Une maison d ‘édition québécoise distribuée en France dès ses débuts
Comment êtes vous devenu éditeur de livres audio ?
J’ai édité mon premier livre audio en 1995. Je suis un compositeur de musique. Mon travail pour la télévision m’a donné l’opportunité de rencontrer de nombreux comédiens. Pour s’amuser nous avons enregistré une collection de livres lus pour les enfants. Notre premier titre, Le Petit Chaperon rouge est encore vendu aujourd’hui. La compagnie Coffragants était née. J’ai choisi ce nom parce qu’à l’époque j’avais inventé un format qui tenait dans la boîte à gant des voitures, un boîtier avec d’un côté un petit livre et de l’autre une cassette. Aujourd’hui Coffragants est une collection de la maison d’édition Alexandre Stanké.
Je travaillais avec des acteurs très connus comme Marina Orsini qui a joué dans la série Émilie la passion d’une vie. Leur notoriété a causé un effet boule de neige et nous avons vendu plus de 1,300 000 exemplaires de ces cassettes. Les restaurants McDonald’s en ont même distribué certaines.
Après ce succès, on m’a encouragé à éditer des livres lus pour adultes. En regardant le marché français, j’étais sceptique. J’ai alors eu l’idée d’éditer un titre qui était un succès en librairie à cette époque : Les hommes viennent de Mars, les femmes viennent de Vénus. J’ai du faire des pieds et des mains pour obtenir les droits qui coûtaient chers, mais finalement c’était un bon pari. J’ai continué en publiant La prophétie des ombres. Pour les droits j’ai du convaincre Warner aux États Unis. Ce livre a lui aussi été un succès. J’ai ensuite publié l’Alchimiste de Paulo Coelho , puis j’ai continué sur cette lancée.
Peut-on trouver vos livres en France ?
Ces premiers livres étaient distribués au Canada et en France. Dans votre pays, mes cassettes étaient disponibles partout, dont à la Fnac. J’ai aussi travaillé avec France Loisirs qui proposait mes livres.

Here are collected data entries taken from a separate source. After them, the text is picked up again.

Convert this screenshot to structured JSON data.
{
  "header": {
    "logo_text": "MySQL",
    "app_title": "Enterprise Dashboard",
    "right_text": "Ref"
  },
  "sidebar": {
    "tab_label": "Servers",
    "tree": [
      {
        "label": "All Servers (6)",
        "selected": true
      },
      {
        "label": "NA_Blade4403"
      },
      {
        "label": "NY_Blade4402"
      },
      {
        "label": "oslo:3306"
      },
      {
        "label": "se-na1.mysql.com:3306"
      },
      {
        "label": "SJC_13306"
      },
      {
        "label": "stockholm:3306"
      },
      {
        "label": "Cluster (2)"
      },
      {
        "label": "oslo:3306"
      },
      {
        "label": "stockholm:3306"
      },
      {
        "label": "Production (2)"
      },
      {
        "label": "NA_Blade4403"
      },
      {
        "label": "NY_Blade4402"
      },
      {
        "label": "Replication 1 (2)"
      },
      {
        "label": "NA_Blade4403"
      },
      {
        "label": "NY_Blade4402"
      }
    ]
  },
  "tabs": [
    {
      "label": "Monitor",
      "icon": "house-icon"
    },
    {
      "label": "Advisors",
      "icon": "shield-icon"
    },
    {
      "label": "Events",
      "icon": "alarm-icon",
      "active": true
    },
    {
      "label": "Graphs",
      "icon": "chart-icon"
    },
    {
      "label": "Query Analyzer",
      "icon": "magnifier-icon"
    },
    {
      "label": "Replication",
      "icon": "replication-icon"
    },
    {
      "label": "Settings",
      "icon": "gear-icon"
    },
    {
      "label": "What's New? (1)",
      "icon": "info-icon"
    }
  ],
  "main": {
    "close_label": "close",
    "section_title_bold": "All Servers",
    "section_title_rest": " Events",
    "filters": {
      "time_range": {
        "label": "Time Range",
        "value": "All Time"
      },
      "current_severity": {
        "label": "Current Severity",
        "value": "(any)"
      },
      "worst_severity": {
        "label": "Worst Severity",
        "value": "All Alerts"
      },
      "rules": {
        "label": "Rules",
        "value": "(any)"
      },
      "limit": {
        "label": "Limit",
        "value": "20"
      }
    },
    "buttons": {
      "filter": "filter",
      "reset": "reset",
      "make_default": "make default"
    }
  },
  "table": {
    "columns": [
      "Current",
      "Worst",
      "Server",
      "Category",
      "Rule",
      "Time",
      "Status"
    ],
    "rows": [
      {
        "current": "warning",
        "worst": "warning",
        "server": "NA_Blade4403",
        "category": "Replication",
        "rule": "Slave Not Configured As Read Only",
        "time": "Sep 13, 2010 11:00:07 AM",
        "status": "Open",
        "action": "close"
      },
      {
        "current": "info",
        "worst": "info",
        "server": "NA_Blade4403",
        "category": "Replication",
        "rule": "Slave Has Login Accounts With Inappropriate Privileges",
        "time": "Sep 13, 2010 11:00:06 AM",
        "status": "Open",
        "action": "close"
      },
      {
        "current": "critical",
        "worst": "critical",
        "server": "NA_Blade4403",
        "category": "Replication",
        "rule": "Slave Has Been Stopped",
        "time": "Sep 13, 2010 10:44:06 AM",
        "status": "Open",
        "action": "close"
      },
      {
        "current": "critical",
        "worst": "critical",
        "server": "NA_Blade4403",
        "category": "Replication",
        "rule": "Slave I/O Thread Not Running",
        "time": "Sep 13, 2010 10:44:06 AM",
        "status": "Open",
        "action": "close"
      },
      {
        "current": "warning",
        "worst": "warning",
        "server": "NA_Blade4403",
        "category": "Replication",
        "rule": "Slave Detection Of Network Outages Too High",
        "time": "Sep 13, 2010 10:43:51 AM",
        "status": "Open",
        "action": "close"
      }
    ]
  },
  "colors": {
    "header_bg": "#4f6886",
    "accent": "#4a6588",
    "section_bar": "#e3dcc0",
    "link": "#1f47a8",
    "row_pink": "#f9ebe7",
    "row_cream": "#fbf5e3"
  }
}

Plus tard, tout a changé avec l’arrivée d’Audiolib qui a commencé à publier des livres contemporains. Cela a réduit mon accès au marché français.
Chaque mois j’envoie 500 à 900 livres en France quand je distribue 1 300 livres au Québec. Par ailleurs j’édite aussi des livres audio en anglais. J’ai même enregistré Richard Gere !
Des choix éditoriaux basés sur l’expérience humaine
Pouvez vous nous présenter vos publications ?
Je publie beaucoup en développement personnel, en philosophie et en psychologie. Je trouve difficile d’avoir du succès avec des œuvres de fiction.
D’après vous, pourquoi les livres de développement personnel connaissent-ils un meilleur succès ?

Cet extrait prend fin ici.